Interaction-driven spin-orbit effects and Chern insulating phases in corundum-based 4d and 5d oxide honeycomb lattices

摘要

Using density functional theory calculations with a Hubbard U, we explore topologically nontrivial phases in X2O3 honeycomb layers with X = 4d and 5d cation inserted in the band insulator alpha-Al2O3 along the [0001]-direction. Several promising candidates for quantum anomalous Hall insulators (QAHI) are identified.

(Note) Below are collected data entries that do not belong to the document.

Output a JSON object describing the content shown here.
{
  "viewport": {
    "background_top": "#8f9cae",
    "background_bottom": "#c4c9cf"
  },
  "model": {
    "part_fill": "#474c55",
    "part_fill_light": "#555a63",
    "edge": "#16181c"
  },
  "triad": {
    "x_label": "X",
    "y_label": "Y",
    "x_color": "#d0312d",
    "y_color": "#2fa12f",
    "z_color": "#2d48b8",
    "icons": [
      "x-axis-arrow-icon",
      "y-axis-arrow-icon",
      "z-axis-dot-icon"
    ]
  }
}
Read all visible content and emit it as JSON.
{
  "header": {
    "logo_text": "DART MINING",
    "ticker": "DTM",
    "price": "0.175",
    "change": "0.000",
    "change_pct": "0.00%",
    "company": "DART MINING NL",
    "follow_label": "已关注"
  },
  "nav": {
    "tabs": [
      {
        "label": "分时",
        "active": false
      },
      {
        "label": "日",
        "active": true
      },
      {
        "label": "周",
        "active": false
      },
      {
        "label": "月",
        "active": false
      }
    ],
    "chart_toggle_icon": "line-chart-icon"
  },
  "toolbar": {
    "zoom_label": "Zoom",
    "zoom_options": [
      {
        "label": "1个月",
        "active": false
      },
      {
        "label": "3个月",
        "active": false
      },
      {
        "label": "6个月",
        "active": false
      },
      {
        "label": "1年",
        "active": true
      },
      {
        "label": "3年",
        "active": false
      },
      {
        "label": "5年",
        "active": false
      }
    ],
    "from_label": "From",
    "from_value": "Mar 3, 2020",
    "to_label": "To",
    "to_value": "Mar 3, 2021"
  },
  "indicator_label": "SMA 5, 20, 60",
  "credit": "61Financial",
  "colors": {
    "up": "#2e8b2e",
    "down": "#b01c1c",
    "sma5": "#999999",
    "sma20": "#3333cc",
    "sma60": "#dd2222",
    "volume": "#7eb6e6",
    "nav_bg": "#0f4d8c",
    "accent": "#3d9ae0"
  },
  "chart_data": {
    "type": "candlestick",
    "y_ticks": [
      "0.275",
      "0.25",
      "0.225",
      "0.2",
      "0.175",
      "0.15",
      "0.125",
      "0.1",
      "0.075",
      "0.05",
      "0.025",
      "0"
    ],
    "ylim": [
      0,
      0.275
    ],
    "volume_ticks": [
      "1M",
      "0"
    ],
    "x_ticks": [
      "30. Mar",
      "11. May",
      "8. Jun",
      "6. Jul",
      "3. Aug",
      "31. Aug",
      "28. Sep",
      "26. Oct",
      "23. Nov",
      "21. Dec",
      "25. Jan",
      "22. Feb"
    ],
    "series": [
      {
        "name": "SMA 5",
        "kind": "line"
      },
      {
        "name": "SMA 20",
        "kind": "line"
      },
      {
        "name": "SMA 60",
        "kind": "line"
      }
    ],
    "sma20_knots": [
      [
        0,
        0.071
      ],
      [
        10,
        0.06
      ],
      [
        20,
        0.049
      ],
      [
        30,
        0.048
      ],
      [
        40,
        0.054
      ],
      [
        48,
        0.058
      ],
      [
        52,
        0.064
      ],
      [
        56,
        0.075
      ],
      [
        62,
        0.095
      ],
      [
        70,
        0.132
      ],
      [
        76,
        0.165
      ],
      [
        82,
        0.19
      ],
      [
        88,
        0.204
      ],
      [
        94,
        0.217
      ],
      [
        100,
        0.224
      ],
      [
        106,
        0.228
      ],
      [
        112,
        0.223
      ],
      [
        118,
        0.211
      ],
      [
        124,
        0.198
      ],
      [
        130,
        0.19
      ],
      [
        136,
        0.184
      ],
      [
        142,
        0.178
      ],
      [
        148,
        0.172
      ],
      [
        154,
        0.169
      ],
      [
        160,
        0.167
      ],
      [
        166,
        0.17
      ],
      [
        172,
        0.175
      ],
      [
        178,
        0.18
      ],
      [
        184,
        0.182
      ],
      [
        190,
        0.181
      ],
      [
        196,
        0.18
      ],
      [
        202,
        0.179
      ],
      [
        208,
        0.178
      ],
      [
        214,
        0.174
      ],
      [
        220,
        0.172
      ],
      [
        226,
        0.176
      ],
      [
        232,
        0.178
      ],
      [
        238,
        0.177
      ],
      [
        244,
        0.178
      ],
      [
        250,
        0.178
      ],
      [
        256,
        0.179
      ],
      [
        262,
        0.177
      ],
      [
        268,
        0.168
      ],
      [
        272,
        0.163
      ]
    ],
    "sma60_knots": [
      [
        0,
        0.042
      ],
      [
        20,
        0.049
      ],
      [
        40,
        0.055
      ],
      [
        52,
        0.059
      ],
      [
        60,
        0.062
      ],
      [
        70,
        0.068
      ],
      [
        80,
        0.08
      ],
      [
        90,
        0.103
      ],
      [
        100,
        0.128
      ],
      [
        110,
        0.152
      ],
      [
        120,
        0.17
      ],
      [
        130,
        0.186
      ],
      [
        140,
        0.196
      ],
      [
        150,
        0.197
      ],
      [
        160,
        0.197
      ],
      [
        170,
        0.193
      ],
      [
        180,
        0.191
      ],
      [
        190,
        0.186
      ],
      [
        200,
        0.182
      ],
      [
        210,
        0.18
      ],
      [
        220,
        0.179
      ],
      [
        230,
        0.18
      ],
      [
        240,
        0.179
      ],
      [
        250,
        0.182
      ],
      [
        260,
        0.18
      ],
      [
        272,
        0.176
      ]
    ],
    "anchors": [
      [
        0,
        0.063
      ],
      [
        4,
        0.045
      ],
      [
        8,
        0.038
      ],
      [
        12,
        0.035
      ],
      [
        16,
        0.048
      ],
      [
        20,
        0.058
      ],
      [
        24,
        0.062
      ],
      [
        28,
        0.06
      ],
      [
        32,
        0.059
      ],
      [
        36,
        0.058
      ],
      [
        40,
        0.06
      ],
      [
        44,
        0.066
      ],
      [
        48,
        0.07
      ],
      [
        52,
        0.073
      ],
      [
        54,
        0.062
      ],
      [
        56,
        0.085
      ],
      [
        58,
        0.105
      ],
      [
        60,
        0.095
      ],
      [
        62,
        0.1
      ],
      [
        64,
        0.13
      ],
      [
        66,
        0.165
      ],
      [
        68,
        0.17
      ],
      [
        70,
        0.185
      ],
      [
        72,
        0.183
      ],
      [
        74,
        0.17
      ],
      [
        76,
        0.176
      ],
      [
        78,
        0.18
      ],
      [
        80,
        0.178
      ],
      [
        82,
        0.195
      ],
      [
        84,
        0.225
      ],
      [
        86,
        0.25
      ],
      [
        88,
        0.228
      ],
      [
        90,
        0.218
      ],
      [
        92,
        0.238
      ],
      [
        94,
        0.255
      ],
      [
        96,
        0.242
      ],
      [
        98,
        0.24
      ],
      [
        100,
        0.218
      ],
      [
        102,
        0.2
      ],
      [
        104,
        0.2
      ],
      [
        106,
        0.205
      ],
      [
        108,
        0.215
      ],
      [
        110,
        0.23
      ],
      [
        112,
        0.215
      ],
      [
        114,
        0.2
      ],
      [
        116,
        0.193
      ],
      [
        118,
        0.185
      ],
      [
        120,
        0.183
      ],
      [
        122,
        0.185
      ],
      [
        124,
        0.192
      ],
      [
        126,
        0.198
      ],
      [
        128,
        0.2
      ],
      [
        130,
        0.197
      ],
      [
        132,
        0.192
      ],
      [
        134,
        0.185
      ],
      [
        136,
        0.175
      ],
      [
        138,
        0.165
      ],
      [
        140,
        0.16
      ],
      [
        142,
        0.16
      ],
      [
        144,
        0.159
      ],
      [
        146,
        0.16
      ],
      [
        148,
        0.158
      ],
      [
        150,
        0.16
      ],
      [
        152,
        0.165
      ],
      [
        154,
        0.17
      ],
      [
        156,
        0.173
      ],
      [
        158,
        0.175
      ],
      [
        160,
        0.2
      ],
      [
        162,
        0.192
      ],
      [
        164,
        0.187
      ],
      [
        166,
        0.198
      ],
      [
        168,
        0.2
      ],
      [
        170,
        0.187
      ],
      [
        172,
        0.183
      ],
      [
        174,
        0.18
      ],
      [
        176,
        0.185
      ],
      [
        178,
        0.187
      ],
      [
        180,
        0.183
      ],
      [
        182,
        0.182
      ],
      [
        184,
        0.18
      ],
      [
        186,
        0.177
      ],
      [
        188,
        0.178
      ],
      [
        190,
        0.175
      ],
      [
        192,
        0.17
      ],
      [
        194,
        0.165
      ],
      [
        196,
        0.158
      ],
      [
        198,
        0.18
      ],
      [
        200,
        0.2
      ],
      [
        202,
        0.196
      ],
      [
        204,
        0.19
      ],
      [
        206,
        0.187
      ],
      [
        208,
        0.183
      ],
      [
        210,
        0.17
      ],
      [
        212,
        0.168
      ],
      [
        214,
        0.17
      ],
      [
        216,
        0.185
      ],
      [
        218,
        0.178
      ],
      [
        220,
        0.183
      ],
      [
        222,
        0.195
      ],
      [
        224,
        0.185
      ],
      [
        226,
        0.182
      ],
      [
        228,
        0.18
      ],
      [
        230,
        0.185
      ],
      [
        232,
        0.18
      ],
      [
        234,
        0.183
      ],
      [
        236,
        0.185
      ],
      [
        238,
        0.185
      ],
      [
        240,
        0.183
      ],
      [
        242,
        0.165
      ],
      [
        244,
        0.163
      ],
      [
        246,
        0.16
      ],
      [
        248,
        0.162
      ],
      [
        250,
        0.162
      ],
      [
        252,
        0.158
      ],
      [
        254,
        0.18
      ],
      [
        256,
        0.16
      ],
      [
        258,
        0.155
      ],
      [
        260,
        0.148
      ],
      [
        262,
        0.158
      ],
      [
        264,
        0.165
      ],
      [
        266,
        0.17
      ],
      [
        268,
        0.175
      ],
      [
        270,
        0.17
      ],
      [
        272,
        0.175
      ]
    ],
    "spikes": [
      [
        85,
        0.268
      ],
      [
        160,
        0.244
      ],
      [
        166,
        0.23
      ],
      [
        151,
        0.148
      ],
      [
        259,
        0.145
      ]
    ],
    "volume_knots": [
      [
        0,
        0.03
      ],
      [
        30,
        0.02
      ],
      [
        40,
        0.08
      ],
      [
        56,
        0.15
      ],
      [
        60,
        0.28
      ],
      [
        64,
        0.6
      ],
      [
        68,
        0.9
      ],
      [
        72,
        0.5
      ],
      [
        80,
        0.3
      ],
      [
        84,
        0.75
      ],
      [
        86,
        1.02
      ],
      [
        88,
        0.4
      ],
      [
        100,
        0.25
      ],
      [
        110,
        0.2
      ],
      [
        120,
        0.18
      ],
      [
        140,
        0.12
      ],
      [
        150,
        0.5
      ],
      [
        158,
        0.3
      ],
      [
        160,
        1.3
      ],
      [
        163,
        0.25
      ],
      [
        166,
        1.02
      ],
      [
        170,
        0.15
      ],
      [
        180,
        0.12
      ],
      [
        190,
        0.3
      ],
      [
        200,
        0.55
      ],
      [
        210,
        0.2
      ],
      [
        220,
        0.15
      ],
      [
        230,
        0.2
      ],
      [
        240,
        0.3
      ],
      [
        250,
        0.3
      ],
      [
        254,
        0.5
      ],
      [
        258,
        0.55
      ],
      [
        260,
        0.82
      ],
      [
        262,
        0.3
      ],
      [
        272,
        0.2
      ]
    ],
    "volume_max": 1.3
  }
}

In particular, for X = Tc and Pt spin-orbit coupling (SOC) opens a gap of 54 and 59 meV, respectively, leading to Chem insulators (CI) with C= -2 and -1. The nature of different Chem numbers is related to the corresponding spin textures. The Chem insulating phase is sensitive to the Coulomb repulsion strength: X= Tc undergoes a transition from a CI to a trivial metallic state beyond a critical strength of U-c = 2.5 eV. A comparison between the isoelectronic metastable FM phases of X= Pd and Pt emphasizes the intricate balance between electronic correlations and SOC: while the former is a trivial insulator, the latter is a Chem insulator. In addition, X= Os turns out to be a FM Mott insulator with an unpaired electron in the t(2g) manifold where SOC induces an unusually high orbital moment of 0.34 mu(B) along the z-axis. Parallels to the 3d honeycomb corundum cases are discussed.